What Causes A Burst Eardrum?

What Causes A Burst Eardrum?

What Causes A Burst Eardrum?

The eardrum is also known as the tympanic membrane. It is a thin layer of skin-like tissue which covers the end of the ear canal. It is a couple of centimetres in from the outer opening.  The drum is delicate because it needs to be sensitive to tiny vibrations in order that we can hear quiet sounds.  As a result, it doesn't take much force to cause it to rupture.  Thankfully it is well protected from mechanical damage as it is situated in the ear canal.

What Causes A Burst Ear Drum? The two commonest causes of eardrum rupture are

- Ear infections

- Changes in pressure

How Do Ear Infections Cause Eardrum Rupture?

Ear infections cause eardrum through changing the pressure in the ear, so could be included in the second category.  The Eustachian tube drains the space in the middle ear into the nasal cavity. Blockage occurs due to inflammation and infection in the nose and nearby areas.  As a result the middle ear space fills with water which becomes infected and increases the pressure on the eardrum. This eventually ruptures.

What Is Barotrauma?

The second cause of rupture; changes in pressure, is also known as barotrauma. This occurs with with very loud noises, bomb blasts and with rapid changes in altitude or with water pressure at depth whilst scuba diving.  Pressure changes occur whilst scuba diving and with altitude. These are usually compensated for by the Eustachian tube allowing the pressure to equalise on either side of the eardrum. This doesn't occur if the person has a cold or other ear infection, making eardrum rupture much more likely.  Ear plugs may help prevent ear infections from scuba diving but should only be used in shallow water as they may cause damage at depth. 

There are so many different types of ear plugs available on the market today it can make it difficult knowing which to choose.  Here's some advice.

Foam ear plugs are useful if you use ear plugs occasionally and throw them away. They are uncomfortable and fall out because they expand outwards in the ear canals. They pressing against the sensitive skin lining your ear canals.  Not suitable to use when in water because they are porous and won't keep water out of your ears.

Molded ear plugs make great all-round earplugs which are ideal for regular users.  A good pair from ZenPlugs will last years and they don't fall out all the time.  Antibacterial varieties are available and they are more comfortable than other types.  They are effective when it comes to blocking sound from the ears. This is due to the individualised seal they make with your ears.

Wax and soft silicon earplugs are good when swimming and stay in the ears well. Unfortunately they can be sticky and accumulate copious hair, dirt and skin cells so only last a few uses, becoming expensive if used for a long time.

Do yourself a favour and buy yourself a long-lasting, highly effective pair of molded ear plugs.

What Are The Advantages Of Molded Fitted Ear Plugs?

There are many different types of earplugs available to buy on the market.  Foam, wax, silicon, rubber, which should you choose?
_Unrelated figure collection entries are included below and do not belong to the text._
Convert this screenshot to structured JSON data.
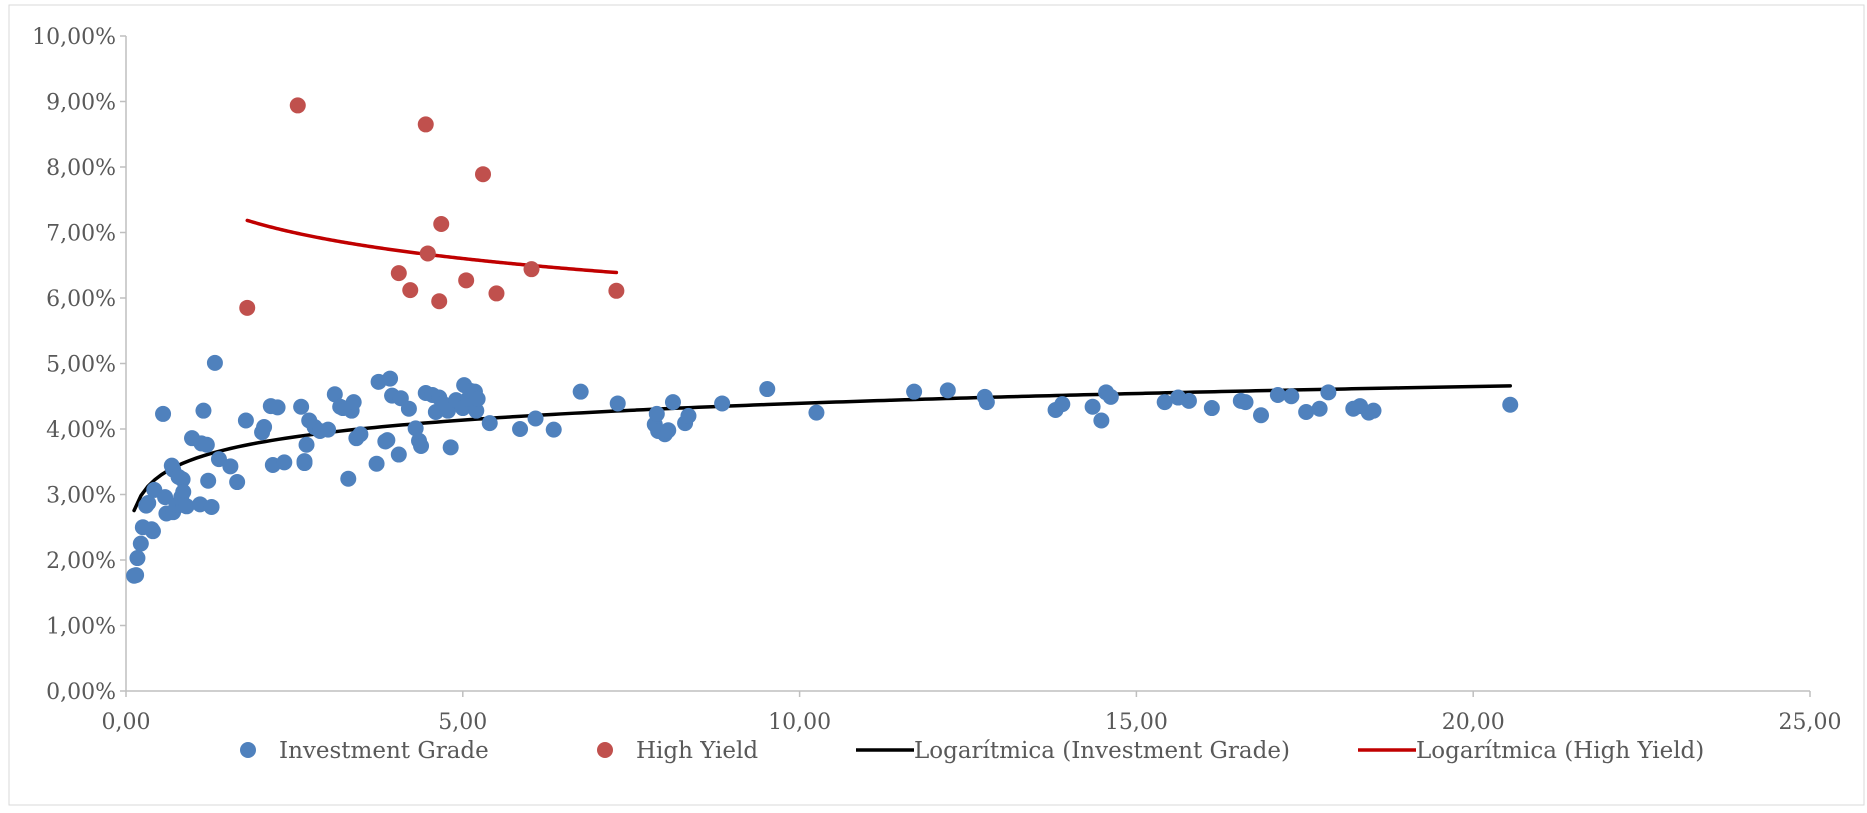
{
  "chart_data": {
    "type": "scatter",
    "title": "",
    "xlabel": "",
    "ylabel": "",
    "xlim": [
      0,
      25
    ],
    "ylim": [
      0,
      0.1
    ],
    "x_ticks": [
      "0,00",
      "5,00",
      "10,00",
      "15,00",
      "20,00",
      "25,00"
    ],
    "y_ticks": [
      "0,00%",
      "1,00%",
      "2,00%",
      "3,00%",
      "4,00%",
      "5,00%",
      "6,00%",
      "7,00%",
      "8,00%",
      "9,00%",
      "10,00%"
    ],
    "grid": false,
    "legend_position": "bottom",
    "colors": {
      "investment_grade": "#4F81BD",
      "high_yield": "#C0504D",
      "trend_ig": "#000000",
      "trend_hy": "#C00000",
      "axis": "#BFBFBF",
      "text": "#595959"
    },
    "legend": [
      {
        "label": "Investment Grade",
        "kind": "marker",
        "color": "#4F81BD"
      },
      {
        "label": "High Yield",
        "kind": "marker",
        "color": "#C0504D"
      },
      {
        "label": "Logarítmica (Investment Grade)",
        "kind": "line",
        "color": "#000000"
      },
      {
        "label": "Logarítmica (High Yield)",
        "kind": "line",
        "color": "#C00000"
      }
    ],
    "series": [
      {
        "name": "Investment Grade",
        "color": "#4F81BD",
        "points": [
          [
            0.12,
            0.0176
          ],
          [
            0.15,
            0.0177
          ],
          [
            0.17,
            0.0203
          ],
          [
            0.22,
            0.0225
          ],
          [
            0.25,
            0.025
          ],
          [
            0.3,
            0.0283
          ],
          [
            0.33,
            0.0287
          ],
          [
            0.38,
            0.0247
          ],
          [
            0.4,
            0.0244
          ],
          [
            0.42,
            0.0307
          ],
          [
            0.55,
            0.0423
          ],
          [
            0.58,
            0.0296
          ],
          [
            0.6,
            0.0271
          ],
          [
            0.68,
            0.0344
          ],
          [
            0.7,
            0.0338
          ],
          [
            0.7,
            0.0273
          ],
          [
            0.75,
            0.0284
          ],
          [
            0.78,
            0.0327
          ],
          [
            0.82,
            0.0296
          ],
          [
            0.84,
            0.0323
          ],
          [
            0.85,
            0.0304
          ],
          [
            0.85,
            0.0284
          ],
          [
            0.9,
            0.0282
          ],
          [
            0.98,
            0.0386
          ],
          [
            1.1,
            0.0285
          ],
          [
            1.12,
            0.0378
          ],
          [
            1.15,
            0.0428
          ],
          [
            1.2,
            0.0376
          ],
          [
            1.22,
            0.0321
          ],
          [
            1.27,
            0.0281
          ],
          [
            1.32,
            0.0501
          ],
          [
            1.38,
            0.0354
          ],
          [
            1.55,
            0.0343
          ],
          [
            1.65,
            0.0319
          ],
          [
            1.78,
            0.0413
          ],
          [
            2.02,
            0.0395
          ],
          [
            2.05,
            0.0403
          ],
          [
            2.15,
            0.0435
          ],
          [
            2.18,
            0.0345
          ],
          [
            2.25,
            0.0433
          ],
          [
            2.35,
            0.0349
          ],
          [
            2.6,
            0.0434
          ],
          [
            2.65,
            0.0351
          ],
          [
            2.65,
            0.0348
          ],
          [
            2.68,
            0.0376
          ],
          [
            2.72,
            0.0413
          ],
          [
            2.8,
            0.0403
          ],
          [
            2.88,
            0.0397
          ],
          [
            3.0,
            0.0399
          ],
          [
            3.1,
            0.0453
          ],
          [
            3.18,
            0.0434
          ],
          [
            3.22,
            0.0432
          ],
          [
            3.3,
            0.0324
          ],
          [
            3.35,
            0.0428
          ],
          [
            3.38,
            0.0441
          ],
          [
            3.42,
            0.0386
          ],
          [
            3.48,
            0.0392
          ],
          [
            3.72,
            0.0347
          ],
          [
            3.75,
            0.0472
          ],
          [
            3.85,
            0.0381
          ],
          [
            3.88,
            0.0383
          ],
          [
            3.92,
            0.0477
          ],
          [
            3.95,
            0.0451
          ],
          [
            4.05,
            0.0361
          ],
          [
            4.08,
            0.0447
          ],
          [
            4.2,
            0.0431
          ],
          [
            4.3,
            0.0401
          ],
          [
            4.35,
            0.0382
          ],
          [
            4.38,
            0.0374
          ],
          [
            4.45,
            0.0455
          ],
          [
            4.55,
            0.0452
          ],
          [
            4.6,
            0.0426
          ],
          [
            4.65,
            0.0448
          ],
          [
            4.7,
            0.0439
          ],
          [
            4.78,
            0.0428
          ],
          [
            4.82,
            0.0372
          ],
          [
            4.9,
            0.0444
          ],
          [
            5.0,
            0.0432
          ],
          [
            5.02,
            0.0467
          ],
          [
            5.08,
            0.0446
          ],
          [
            5.12,
            0.0458
          ],
          [
            5.18,
            0.0457
          ],
          [
            5.2,
            0.0428
          ],
          [
            5.22,
            0.0446
          ],
          [
            5.4,
            0.0409
          ],
          [
            5.85,
            0.04
          ],
          [
            6.08,
            0.0416
          ],
          [
            6.35,
            0.0399
          ],
          [
            6.75,
            0.0457
          ],
          [
            7.3,
            0.0439
          ],
          [
            7.85,
            0.0407
          ],
          [
            7.88,
            0.0423
          ],
          [
            7.9,
            0.0397
          ],
          [
            8.0,
            0.0392
          ],
          [
            8.05,
            0.0398
          ],
          [
            8.12,
            0.0441
          ],
          [
            8.3,
            0.0409
          ],
          [
            8.35,
            0.042
          ],
          [
            8.85,
            0.0439
          ],
          [
            9.52,
            0.0461
          ],
          [
            10.25,
            0.0425
          ],
          [
            11.7,
            0.0457
          ],
          [
            12.2,
            0.0459
          ],
          [
            12.75,
            0.0449
          ],
          [
            12.78,
            0.0441
          ],
          [
            13.8,
            0.0429
          ],
          [
            13.9,
            0.0438
          ],
          [
            14.35,
            0.0434
          ],
          [
            14.48,
            0.0413
          ],
          [
            14.55,
            0.0456
          ],
          [
            14.62,
            0.0449
          ],
          [
            15.42,
            0.0441
          ],
          [
            15.62,
            0.0448
          ],
          [
            15.78,
            0.0443
          ],
          [
            16.12,
            0.0432
          ],
          [
            16.55,
            0.0443
          ],
          [
            16.62,
            0.0441
          ],
          [
            16.85,
            0.0421
          ],
          [
            17.1,
            0.0452
          ],
          [
            17.3,
            0.045
          ],
          [
            17.52,
            0.0426
          ],
          [
            17.72,
            0.0431
          ],
          [
            17.85,
            0.0456
          ],
          [
            18.22,
            0.0431
          ],
          [
            18.32,
            0.0435
          ],
          [
            18.45,
            0.0425
          ],
          [
            18.52,
            0.0428
          ],
          [
            20.55,
            0.0437
          ]
        ]
      },
      {
        "name": "High Yield",
        "color": "#C0504D",
        "points": [
          [
            1.8,
            0.0585
          ],
          [
            2.55,
            0.0894
          ],
          [
            4.05,
            0.0638
          ],
          [
            4.22,
            0.0612
          ],
          [
            4.45,
            0.0865
          ],
          [
            4.48,
            0.0668
          ],
          [
            4.65,
            0.0595
          ],
          [
            4.68,
            0.0713
          ],
          [
            5.05,
            0.0627
          ],
          [
            5.3,
            0.0789
          ],
          [
            5.5,
            0.0607
          ],
          [
            6.02,
            0.0644
          ],
          [
            7.28,
            0.0611
          ]
        ]
      }
    ],
    "trendlines": [
      {
        "name": "Logarítmica (Investment Grade)",
        "color": "#000000",
        "x_range": [
          0.12,
          20.55
        ],
        "a": 0.0354,
        "b": 0.0037
      },
      {
        "name": "Logarítmica (High Yield)",
        "color": "#C00000",
        "x_range": [
          1.8,
          7.28
        ],
        "a": 0.0752,
        "b": -0.0057
      }
    ]
  }
}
Molded fitted ear plugs make great general purpose earplugs because they are excellent at blocking sound and water from your ears.  Because each is individually molded they are incredibly comfortable as they fit like a key in a lock.

ZenPlugs Molded Fitted Earplugs don't stand proud from your ears, unlike the foam and many other types. This means that they are comfortable especially when lying with your ear on the pillow in bed because they don't press into your ears.

They are also antibacterial, helping to guard you against ear infections caused by wearing earplugs for a long time.  Long-term use of ear plugs can lead to high levels of temperature and humidity in your ear canals which can lead to growth of fungi and bacteria.

ZenPlugs are non-porous and waterproof. This makes them great for preventing swimmer's ear and surfer's ear.  They can be connected on a cord an tied to your wetsuit so you don't lose them.

Early signs of swimmer's ear include itching and soreness. Make sure you start using ear plugs for swimming at this stage before the problem progresses. Otherwise you might end up needing antibiotics.